STICKLEBACK – NEW JERUSALEM – PART 3 – Ian Edginton, D’Israeli, letters by Jim Campbell
After heading for the Brotherhood of the Book and necking a few psychedelics, Stickleback and co. are doing a little inner space adventure, all of them reverting back to inner, truer forms – including Sherlock.
What we get is D’Israeli laying on the effects to show us the otherworldly nature of this setting and it’s stunning – right up until it just breaks with the face of the Green Knight, which just looked strangely wrong and threw me out of the moment.
But aside from that, this one’s a mystery, Sherlock/Stickleback and the gang looking for the means to defeat those that threaten Queen and Country and single combat against the Green Knight wanting to know just what we all want to know – Stickleback? Sherlock? Which is the true face we’ll see?
SKIP TRACER – HYPERBALLAD – PART 3 – James Peaty, Paul Marshall, colours by Dylan Teague, letters by Simon Bowland
Nathan Blake’s babysitting duties aren’t going too well. There’s a bit of a spoilt brat (India, the girl with the as yet unexplained Manga features) who’s been getting threats, her manager has that shifty look about him, and now there’s a malfunctioning spatial gateway to deal with. All in all, just about what you expect from Skip Tracer, one of those do it by the numbers sort of strips that’s still damn good fun at its best. And of course, it’s one that benefits a hell of a lot from Paul Marshall’s artwork.
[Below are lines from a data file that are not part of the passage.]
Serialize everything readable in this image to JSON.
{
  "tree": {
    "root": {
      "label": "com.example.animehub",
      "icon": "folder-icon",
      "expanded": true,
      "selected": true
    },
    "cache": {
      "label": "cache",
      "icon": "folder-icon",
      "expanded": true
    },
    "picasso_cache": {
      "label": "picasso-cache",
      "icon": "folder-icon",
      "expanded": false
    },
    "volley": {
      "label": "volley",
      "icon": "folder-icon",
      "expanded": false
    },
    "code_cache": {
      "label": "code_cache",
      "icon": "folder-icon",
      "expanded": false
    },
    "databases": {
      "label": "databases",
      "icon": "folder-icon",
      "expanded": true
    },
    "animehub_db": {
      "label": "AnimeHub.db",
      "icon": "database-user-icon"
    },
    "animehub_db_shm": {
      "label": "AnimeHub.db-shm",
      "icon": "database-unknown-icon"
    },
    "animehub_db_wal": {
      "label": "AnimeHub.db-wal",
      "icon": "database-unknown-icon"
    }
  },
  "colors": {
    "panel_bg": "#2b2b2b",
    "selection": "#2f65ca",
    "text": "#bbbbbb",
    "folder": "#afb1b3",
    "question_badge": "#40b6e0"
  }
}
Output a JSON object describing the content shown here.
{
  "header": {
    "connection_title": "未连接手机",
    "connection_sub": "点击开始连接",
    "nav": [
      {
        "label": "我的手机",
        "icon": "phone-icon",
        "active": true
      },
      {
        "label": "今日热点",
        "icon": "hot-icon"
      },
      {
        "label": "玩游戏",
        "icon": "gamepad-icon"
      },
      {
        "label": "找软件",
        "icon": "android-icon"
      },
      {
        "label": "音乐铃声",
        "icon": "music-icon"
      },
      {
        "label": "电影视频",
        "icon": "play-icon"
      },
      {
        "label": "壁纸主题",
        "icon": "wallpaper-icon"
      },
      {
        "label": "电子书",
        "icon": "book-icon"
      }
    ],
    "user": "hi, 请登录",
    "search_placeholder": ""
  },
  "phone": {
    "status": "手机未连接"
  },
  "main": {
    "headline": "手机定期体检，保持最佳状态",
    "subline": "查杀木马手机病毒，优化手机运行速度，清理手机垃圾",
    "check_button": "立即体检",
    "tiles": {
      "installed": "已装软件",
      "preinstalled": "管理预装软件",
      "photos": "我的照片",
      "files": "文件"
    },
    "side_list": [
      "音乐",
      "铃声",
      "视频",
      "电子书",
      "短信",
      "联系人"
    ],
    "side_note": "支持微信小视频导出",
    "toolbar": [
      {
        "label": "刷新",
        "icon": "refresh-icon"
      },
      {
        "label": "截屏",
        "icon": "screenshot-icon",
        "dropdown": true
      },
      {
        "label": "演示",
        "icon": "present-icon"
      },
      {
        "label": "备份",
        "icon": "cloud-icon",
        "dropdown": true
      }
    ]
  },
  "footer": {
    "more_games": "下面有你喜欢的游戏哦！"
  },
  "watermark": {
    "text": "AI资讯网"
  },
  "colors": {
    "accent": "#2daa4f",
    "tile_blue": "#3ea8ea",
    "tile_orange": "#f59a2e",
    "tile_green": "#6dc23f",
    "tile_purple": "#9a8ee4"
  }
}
FIENDS OF THE EASTERN FRONT – CONSTANTA – PART 2 – Ian Edginton, Tiernen Trevallion, letters by Annie Parkhouse
On the trail of vampire Captain Constanta – British pilot, Tim Wilson, has travelled to Romania and is getting himself a quick Knights of Constanta history lesson. It’s all the sort of familial nightmare of jealousy and betrayal that you’d expect, but no worse for being predictably a mix of Shakespeare and Hammer Horror.
What makes this one so good this far is how Trevallion has made Romania look like exactly the sort of place you’d expect to find vampires – the muted colours of the strip, the deep and thick lines of Trevalllion’s artwork, all of it looks so stunning, taking on something of the look of church murals and mosaics about it.
HOOK-JAW – PART 3 – Alec Worley, Leigh Gallagher, letters by Simon Bowland
Okay, so Hookjaw’s back and as bad as ever, a myth of old brought to life in pop culture. But this myth has already killed two and now Jack Noon’s fishing boat is under attack from the huge beast.
And here’s where Hook-Jaw fails just that little bit. The pop culture thing worked so well, along with the slow reveal of the threat, the flash of teeth and the blood pouring – that was so good these past couple of episodes. But here, with old Hooky flopping around on the boat, it’s the whole thing from Jaws about it being far better to just not see the entire damn shark so early. Jaws kept things going for more than an hour, Hook-Jaw does the reveal in three episodes.
It’s good, it really is, but there’s the inevitable thought of how many different ways can you do the giant shark storyline and how do you manage to end the thing without falling back into the old cliches of monster and shark flicks.